Image of Erin Hanses
Tue, March 24, 2026
3:45 pm - 5:00 pm
University Hall Room 448

Guest Speaker: Dr. Erin M. Hanses
Assistant Teaching Professor of Classics and Ancient Mediterranean Studies and Women’s, Gender, and Sexuality Studies, Penn State University
 
 
This talk considers the much-debated identity of Sulpicia, one of very few women from the ancient Roman world whose writings appear to have survived. Sulpicia is a persona featured in eleven poems from an appendix to the works of the elegist Tibullus, and may have written some or all of the poems featuring her name. Recent work on an epitaph of the lectrix Sulpicia Petale has productively problematized the question of whether a woman named Sulpicia wrote any or all of these poems. In this talk, I offer a means of reconstituting the Lebenswelt or "lifeworld" of Sulpicia via critical phenomenology. Elements of the Sulpicia poems offer a concretized sense of life at Rome: a birthday, a festival, an illness, clothing and hairstyles, letters on tablets, and the power differentials among men and women, the freeborn, and the enslaved. While we can analyze these elements to nuance our understanding of a feminine, Roman lifeworld (whether imagined by men, lived by women, or somewhere in between), we can also use them to frame considerations of an intersectional and manifold Sulpician identity, one alluded to by the freedwomen lectrices Sulpicia Petale represents.  
 
Dr. Erin M. Hanses is a scholar of classical languages and literature whose research focuses broadly on sex, gender, and identity in the ancient Greek and Roman worlds.
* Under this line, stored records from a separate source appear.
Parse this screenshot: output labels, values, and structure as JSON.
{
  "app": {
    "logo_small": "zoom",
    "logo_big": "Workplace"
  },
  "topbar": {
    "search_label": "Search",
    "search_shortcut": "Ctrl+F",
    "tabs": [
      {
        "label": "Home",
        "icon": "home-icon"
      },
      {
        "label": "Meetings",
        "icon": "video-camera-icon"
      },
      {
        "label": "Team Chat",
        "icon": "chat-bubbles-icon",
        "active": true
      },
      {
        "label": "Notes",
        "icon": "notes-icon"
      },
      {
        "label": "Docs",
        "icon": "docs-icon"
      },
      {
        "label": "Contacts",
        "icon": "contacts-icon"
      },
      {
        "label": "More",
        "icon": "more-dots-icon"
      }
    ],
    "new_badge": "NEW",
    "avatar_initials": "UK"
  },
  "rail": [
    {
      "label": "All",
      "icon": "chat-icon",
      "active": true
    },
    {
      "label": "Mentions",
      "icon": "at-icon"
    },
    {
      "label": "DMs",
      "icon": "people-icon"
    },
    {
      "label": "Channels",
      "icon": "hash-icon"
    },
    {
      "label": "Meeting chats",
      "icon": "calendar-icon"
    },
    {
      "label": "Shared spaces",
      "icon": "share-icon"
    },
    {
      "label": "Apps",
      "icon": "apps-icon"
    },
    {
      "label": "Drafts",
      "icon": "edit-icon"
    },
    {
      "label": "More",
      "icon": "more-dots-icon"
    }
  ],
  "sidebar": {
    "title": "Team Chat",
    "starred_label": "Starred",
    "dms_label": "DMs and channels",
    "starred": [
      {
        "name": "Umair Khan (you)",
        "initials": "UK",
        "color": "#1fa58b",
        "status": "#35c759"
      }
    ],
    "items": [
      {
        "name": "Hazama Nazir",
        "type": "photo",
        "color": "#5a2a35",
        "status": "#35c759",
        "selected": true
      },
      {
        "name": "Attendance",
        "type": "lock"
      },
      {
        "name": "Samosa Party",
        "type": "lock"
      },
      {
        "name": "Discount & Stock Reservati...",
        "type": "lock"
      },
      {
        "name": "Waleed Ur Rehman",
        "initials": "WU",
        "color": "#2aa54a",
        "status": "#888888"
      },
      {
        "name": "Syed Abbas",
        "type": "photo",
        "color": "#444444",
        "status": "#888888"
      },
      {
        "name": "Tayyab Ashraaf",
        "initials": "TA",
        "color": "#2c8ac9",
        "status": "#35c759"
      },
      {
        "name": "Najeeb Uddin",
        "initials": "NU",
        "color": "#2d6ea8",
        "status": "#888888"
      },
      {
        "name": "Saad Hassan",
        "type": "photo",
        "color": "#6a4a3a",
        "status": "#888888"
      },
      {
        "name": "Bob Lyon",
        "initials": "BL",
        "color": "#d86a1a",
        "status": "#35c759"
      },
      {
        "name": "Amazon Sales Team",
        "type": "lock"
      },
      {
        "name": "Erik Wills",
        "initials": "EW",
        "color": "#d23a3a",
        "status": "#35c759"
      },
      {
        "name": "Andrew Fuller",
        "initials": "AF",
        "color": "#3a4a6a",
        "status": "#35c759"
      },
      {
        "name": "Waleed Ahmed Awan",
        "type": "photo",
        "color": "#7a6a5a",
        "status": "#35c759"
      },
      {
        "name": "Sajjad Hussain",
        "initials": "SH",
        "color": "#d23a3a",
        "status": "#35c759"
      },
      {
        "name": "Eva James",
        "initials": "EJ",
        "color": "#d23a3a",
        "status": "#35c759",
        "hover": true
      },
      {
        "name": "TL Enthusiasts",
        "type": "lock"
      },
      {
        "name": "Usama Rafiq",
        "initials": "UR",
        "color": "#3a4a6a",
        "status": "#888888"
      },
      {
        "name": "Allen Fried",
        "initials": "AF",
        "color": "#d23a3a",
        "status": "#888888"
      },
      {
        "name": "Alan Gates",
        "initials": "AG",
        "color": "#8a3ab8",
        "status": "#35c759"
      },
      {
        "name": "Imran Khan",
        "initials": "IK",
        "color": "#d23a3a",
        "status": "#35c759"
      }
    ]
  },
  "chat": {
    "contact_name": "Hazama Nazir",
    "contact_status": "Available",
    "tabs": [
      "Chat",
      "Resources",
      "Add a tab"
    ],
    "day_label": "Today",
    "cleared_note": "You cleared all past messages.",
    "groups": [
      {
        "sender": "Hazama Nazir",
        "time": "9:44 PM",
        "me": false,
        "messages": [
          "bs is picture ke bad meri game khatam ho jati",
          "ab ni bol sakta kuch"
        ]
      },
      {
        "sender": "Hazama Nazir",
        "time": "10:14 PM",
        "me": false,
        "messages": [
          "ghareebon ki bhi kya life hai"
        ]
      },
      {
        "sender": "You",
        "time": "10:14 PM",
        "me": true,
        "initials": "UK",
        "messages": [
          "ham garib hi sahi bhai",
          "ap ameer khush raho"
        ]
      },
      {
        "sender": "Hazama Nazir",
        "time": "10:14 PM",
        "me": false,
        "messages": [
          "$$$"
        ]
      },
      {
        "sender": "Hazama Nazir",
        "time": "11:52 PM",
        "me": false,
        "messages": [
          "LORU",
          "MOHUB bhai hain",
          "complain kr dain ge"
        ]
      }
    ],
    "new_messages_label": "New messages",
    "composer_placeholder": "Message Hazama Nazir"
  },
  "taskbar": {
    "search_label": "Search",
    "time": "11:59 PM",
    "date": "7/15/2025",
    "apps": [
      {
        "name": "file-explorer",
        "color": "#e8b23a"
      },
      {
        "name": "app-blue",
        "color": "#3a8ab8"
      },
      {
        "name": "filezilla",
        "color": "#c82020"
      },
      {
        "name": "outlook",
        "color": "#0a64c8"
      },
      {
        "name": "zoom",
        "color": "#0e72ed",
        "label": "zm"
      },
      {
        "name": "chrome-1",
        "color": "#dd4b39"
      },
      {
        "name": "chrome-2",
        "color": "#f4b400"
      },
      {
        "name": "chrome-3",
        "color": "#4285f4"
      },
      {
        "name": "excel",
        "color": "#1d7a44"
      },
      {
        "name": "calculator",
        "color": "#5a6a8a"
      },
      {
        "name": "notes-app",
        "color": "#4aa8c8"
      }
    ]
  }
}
Her published work to date has treated engagement with Epicurean philosophy among the Latin love elegists, in particular Sulpicia; gendered personifications of Nature in Vergil and Lucretius; and representations of female pleasure from ancient Greek medical texts to modern scientific studies. Her current book project, Recovering Sulpicia: Women, Poetry, and Power in Ancient Rome uses critical phenomenology as a framework and methodology for investigating the enigmatic figure of Sulpicia as it considers both the manifold possibilities for her identity as poet and her connectivity as literary persona with the other women of Roman elegy.